By mid-September, relative calm appeared to have returned with the price differential more in line with what market fundamentals would suggest. The differential returned to what we would consider a more normal range under US$15/bbl. What triggered such a rapid correction? Effectively the opposite of what pushed the differential wider a month previously surfaced to tighten it once again.

Refinery outages, including one at a significant consumer of Canadian heavy oil in the U.S., have restarted. On the supply side of the equation, an outage at Nexen’s Long Lake SAGD project, impacting about 50,000 bbls/d, occurred in late August. This time the outage was not a technical issue, but rather ordered by the Alberta Energy Regulator. Although some pipelines from Long Lake have since returned to service, heavy oil supplies were still being impacted at the time of writing. A larger outage at the Syncrude plant due to a fire, although not directly affecting the supply of heavy crude oil into the market, did affect overall crude oil supply availability, helping to tighten up the market for all Canadian crude oil.

Going forward, we think the light-heavy price differential can hold at or under US$15/bbl. Seasonally improving trends on the demand for crude oil through October will be taking place as the refinery maintenance season begins to wind down.

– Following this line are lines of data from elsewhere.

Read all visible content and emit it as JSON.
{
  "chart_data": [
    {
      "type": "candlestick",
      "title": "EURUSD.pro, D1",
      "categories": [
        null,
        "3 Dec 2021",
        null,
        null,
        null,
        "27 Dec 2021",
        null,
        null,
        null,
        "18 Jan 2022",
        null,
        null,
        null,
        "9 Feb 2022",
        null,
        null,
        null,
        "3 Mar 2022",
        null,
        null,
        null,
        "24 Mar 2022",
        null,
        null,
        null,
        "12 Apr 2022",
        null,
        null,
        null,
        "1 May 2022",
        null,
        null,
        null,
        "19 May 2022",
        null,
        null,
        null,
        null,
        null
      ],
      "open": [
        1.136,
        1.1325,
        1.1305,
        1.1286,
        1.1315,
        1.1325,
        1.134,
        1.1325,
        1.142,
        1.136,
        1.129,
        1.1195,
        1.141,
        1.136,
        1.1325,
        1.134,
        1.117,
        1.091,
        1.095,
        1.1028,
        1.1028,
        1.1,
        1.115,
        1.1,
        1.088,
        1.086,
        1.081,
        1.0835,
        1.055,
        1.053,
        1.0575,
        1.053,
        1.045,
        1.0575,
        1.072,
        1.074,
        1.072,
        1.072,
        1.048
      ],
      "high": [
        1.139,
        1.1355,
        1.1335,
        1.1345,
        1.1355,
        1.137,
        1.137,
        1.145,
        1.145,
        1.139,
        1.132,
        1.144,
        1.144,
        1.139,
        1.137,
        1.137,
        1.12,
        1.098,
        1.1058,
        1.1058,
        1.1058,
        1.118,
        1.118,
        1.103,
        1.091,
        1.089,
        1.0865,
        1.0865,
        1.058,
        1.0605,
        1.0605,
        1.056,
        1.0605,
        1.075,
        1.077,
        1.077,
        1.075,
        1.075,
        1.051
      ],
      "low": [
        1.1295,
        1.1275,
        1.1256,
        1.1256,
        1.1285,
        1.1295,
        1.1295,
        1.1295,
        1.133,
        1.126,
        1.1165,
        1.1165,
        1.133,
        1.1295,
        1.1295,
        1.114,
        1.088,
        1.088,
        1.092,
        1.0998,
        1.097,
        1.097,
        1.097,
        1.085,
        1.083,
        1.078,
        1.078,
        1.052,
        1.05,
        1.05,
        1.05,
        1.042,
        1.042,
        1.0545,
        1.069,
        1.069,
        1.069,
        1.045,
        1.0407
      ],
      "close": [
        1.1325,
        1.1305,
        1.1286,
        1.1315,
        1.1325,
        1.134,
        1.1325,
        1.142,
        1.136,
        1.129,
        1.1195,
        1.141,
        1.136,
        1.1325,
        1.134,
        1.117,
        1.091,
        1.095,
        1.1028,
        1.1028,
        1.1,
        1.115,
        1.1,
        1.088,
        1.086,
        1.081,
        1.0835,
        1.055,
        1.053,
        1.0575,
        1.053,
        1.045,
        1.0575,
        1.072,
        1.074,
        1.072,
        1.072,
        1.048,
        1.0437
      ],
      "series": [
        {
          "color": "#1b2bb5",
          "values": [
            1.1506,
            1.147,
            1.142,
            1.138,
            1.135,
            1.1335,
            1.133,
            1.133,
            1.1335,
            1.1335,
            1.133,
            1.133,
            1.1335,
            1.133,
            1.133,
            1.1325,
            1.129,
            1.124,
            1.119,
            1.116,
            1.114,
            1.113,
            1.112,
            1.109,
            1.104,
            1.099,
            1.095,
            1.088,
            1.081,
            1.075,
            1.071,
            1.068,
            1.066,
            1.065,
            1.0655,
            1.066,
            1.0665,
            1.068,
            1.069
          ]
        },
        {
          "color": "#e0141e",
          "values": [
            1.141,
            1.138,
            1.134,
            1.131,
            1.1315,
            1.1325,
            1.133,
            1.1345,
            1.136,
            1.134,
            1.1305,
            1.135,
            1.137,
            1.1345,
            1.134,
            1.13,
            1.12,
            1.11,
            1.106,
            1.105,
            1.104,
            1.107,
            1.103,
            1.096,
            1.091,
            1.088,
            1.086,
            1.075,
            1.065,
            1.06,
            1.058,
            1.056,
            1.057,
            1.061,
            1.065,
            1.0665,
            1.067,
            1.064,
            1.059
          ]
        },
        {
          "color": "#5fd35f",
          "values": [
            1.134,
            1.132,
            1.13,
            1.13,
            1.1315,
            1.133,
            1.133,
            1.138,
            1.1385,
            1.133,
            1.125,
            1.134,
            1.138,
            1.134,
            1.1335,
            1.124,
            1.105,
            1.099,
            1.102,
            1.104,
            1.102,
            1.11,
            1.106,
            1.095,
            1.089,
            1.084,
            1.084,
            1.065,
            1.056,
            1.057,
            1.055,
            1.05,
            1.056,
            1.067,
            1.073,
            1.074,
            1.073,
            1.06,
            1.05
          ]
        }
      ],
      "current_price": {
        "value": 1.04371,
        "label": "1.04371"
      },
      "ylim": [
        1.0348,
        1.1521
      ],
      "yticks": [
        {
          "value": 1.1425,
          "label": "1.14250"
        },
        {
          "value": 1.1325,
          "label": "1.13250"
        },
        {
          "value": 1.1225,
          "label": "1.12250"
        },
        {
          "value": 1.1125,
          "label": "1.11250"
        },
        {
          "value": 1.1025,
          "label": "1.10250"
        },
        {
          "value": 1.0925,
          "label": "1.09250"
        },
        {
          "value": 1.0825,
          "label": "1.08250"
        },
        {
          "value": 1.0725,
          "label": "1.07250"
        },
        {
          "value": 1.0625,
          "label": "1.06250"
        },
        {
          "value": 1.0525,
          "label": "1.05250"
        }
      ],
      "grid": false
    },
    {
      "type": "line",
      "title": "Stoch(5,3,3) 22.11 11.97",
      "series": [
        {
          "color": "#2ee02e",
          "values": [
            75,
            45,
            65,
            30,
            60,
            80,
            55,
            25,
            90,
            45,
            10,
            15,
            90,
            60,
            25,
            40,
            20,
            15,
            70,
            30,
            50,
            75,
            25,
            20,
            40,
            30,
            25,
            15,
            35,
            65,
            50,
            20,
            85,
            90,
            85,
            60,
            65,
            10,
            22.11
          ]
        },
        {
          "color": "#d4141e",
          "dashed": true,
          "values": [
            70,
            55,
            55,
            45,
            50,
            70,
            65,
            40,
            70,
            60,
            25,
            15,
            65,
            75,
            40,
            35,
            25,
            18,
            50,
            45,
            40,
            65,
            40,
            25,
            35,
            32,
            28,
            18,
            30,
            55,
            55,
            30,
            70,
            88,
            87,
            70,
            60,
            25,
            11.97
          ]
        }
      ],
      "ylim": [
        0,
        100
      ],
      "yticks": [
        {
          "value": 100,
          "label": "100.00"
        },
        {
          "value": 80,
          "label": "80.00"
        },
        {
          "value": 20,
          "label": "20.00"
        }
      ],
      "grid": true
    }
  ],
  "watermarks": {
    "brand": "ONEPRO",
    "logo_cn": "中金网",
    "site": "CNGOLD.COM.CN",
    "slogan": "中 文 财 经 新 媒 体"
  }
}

Despite structurally higher heavy oil supply in Canada by the end of this year, a renewed increase in the railing of crude oil to the market should help to keep the price differential tighter. Given the general higher availability of both pipeline and rail transportation capacity than in the past, we think this greater transportation capacity will effectively place a ceiling on the price differential near its recent highs of US$20/bbl.